10 novembre : Vers Chichen Itza 
 
Départ tôt de Isla puis 4h30 de bus local 2° classe. Le trajet est folkorique : le bus est envahi de vendeurs proposant des sucreries, des bananes... Nous sommes les seuls touristes mais nous nous sentons pas du tout en insécurité. En fait, personne ne fait attention à nous.

A Piste, nous rejoignons notre hôtel puis nous passons le reste de l'après-midi à visiter les sites alentours en attendant le soir. Nous découvrons ainsi le cenote Ik Kil, un magnifique bassin naturel d'eau de 28 m de profondeur. Au dessus de nous, de superbes falaises enferment le bassin et les arbres faisant descendre leurs racines dans l'eau 6 m plus bas et formant de longues lianes. Nous restons là 1 heure avant de commencer à grelotter de froid. L'eau des nappes phréatiques, c'est pas les caraïbes !!

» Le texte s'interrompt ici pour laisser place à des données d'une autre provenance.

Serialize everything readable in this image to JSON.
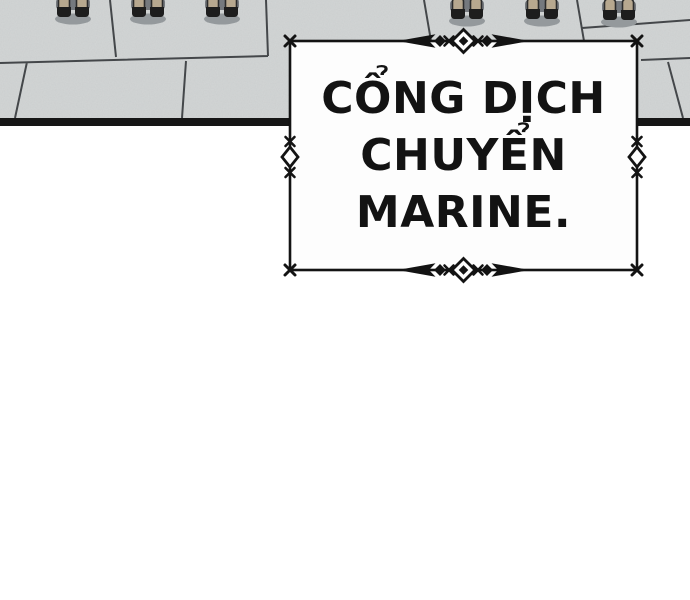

Le soir, c'est le moment tant attendu du son et lumière à Chichen Itza. Je ne comprends pas toute l'histoire en espagnol, mais la douceur de la nuit, les étoiles et les illuminations du site suffisent amplement à mon bonheur. Stephanie elle, comprenant l'espagnol, est toute ouïe pour connaître l'histoire et la légende du dieu Kukulcan.
 
11 novembre : Chichen Itza
 
Nous partons pour notre première réelle visite d'un site maya. C'est à dire avec les explications d'un guide. Vu le nombre de sites que nous allons visiter ensuite, il est préférable d'avoir un aperçu de l'histoire et des traditions mayas.
Nous emmenons nos bagages car nous souhaitons partir directement après et le site dispose de consignes. Avec les français rencontrés la veille, nous formons un petit groupe pour louer les services d'un guide francophone.
Le site se découvre peu à peu sous nos yeux:
- le Castillo, monument principal retraçant le calendrier maya
- le jeu de pelote, jeu d'équipe consistant à envoyer une balle dans un cercle avec les articulations
- le cimetierre
- l'observatoire
- les logements des prêtres
- le cenote où étaient sacrifiés vierges et enfants au dieu pour conjurer les sécheresses.

 

Le site est vraiment impressionnant, on se rend compte de l'incroyable culture de ce peuple si différent du monde européen à la même époque. Tout y était basé autour de la terre, de l'agriculture, de l'eau et des dieux. Mais il faut vraiment l'éclairage d'un guide pour commencer à appréhender quelques réalités.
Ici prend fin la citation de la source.